Le film joue à chat avec le spectateur, il déjoue les plans en permanence : il y a un macguffin dans la plus pure tradition hitchcockienne mais pour le reste la mise en scène – sobre mais s'appuyant, à l'instar d'un David Fincher dans The Social Network (2010), sur des lieux et leur cadre pour définir les protagonistes – ne joue jamais le jeu des fausses pistes alors que les rebondissements ne cessent pourtant de s'amonceler. Surtout le centre du film est mouvant. Alors que l’introduction laisse supposer que Simin sera le centre de l’histoire, c’est sur Nader que toute l’attention est portée puis peu à peu celui s’efface derrière Razieh à la tâche avec le malade, puis retour sur Nader, Simin et Hodjat. Les personnages ne sont cependant pas là pour défiler : ils existent vraiment et leurs trajectoires sinueuses et emmêlées donnent soudain le vertige. Les personnages, pour lequel le réalisateur a une vraie tendresse, ne sont fondamentalement pas mauvais mais leurs actions ne sont pas forcément bonnes, leurs motivations bien plus floues que leur discours… Par exemple, le spectateur occidental aura tôt fait de prendre le parti de Simin, une femme, nantie et éprise de liberté, dans une société partagée entre une certaine modernité économique et un carcan religieux appuyé. Mais pourtant, la façon dont elle accable son mari, avec laquelle elle met la pression sur sa fille... rend le personnage – qu'il soit dans son bon droit ou non – assez dur. Et nous pouvons même y voir un film polycentriste tant l'œuvre peut se lire à l'aune de chacun des personnages[1].
Nader
Ainsi, au-delà de la radioscopie de la société iranienne, c'est bien l'individu social face à la Vérité qui est ici décrit. Ses petits aménagements[2], les mensonges qu'on se fait à soi-même (thème cher à Christopher Nolan pour prendre exemple sur un autre type de cinéma) sont ici exposés à de multiples degrés (l'individu, la famille, la société) pour in fine faire supporter le poids des décisions à Termeh. Et l'adolescente, à la frontière de l'âge adulte, devient à son tour le centre du film et nous laisse comme ses parents, plongés dans le doute et dans un état qui ne peut être qu'introspectif.
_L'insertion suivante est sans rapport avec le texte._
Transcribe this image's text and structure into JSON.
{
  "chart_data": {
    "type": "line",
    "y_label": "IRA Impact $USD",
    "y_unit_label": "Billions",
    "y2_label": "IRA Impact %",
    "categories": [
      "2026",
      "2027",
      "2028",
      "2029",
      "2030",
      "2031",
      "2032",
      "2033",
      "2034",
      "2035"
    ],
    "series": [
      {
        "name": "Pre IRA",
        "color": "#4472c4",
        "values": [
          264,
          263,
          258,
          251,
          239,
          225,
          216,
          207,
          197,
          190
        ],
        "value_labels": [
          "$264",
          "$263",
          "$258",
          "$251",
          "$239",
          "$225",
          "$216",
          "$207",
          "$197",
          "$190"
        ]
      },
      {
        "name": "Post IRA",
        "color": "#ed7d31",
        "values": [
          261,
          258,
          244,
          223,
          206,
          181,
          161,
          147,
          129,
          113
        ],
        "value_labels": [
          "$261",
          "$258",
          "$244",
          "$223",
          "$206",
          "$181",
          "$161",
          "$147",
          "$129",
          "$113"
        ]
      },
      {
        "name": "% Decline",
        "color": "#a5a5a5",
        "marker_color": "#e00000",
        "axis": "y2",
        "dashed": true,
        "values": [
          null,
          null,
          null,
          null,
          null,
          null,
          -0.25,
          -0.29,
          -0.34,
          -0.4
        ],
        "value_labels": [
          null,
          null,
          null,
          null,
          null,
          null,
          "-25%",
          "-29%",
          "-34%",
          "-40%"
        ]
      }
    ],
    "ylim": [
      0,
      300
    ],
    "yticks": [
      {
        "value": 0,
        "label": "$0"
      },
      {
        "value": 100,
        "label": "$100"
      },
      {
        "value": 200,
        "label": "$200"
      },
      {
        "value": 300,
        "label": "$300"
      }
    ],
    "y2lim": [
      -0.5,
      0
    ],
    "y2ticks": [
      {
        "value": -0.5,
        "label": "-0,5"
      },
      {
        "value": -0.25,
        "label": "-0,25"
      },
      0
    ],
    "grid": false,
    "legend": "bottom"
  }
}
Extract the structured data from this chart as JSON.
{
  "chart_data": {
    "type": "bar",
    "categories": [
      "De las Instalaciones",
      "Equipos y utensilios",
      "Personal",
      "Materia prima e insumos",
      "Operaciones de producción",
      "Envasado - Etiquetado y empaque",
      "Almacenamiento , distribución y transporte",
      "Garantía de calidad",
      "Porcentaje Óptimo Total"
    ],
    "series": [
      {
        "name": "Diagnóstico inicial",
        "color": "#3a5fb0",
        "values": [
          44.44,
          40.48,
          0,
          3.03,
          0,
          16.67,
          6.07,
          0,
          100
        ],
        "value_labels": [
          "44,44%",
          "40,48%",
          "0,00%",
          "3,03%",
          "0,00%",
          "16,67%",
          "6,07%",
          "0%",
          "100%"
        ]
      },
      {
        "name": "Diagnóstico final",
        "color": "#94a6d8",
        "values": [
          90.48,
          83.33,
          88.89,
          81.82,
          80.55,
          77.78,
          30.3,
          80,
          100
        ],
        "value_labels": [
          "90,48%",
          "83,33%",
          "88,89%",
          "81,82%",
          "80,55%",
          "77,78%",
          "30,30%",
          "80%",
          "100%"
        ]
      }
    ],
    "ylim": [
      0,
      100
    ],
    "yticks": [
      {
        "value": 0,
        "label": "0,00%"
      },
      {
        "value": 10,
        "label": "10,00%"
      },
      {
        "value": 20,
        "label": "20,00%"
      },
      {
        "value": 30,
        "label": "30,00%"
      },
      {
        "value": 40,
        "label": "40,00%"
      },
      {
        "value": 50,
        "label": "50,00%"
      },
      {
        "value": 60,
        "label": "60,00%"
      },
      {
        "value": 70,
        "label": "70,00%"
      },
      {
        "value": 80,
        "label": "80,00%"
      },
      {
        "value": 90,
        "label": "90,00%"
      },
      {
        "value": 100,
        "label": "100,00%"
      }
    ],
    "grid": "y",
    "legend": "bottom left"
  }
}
Un des films de l'année.
nolan
Note de nolan : 4
Note d'Antoine Rensonnet : 4
Une séparation (Asghar Farhadi, 2010)
[1] Sur ce point, lire Quel centre pour la règle ? de mon acolyte Antoine Rensonnet
[2] Nous remarquons même que la très jeune fille de Razieh jure de "ne rien dire à papa" à un passage clé du film prenant conscience que cette omission se fait pour le bien de tous.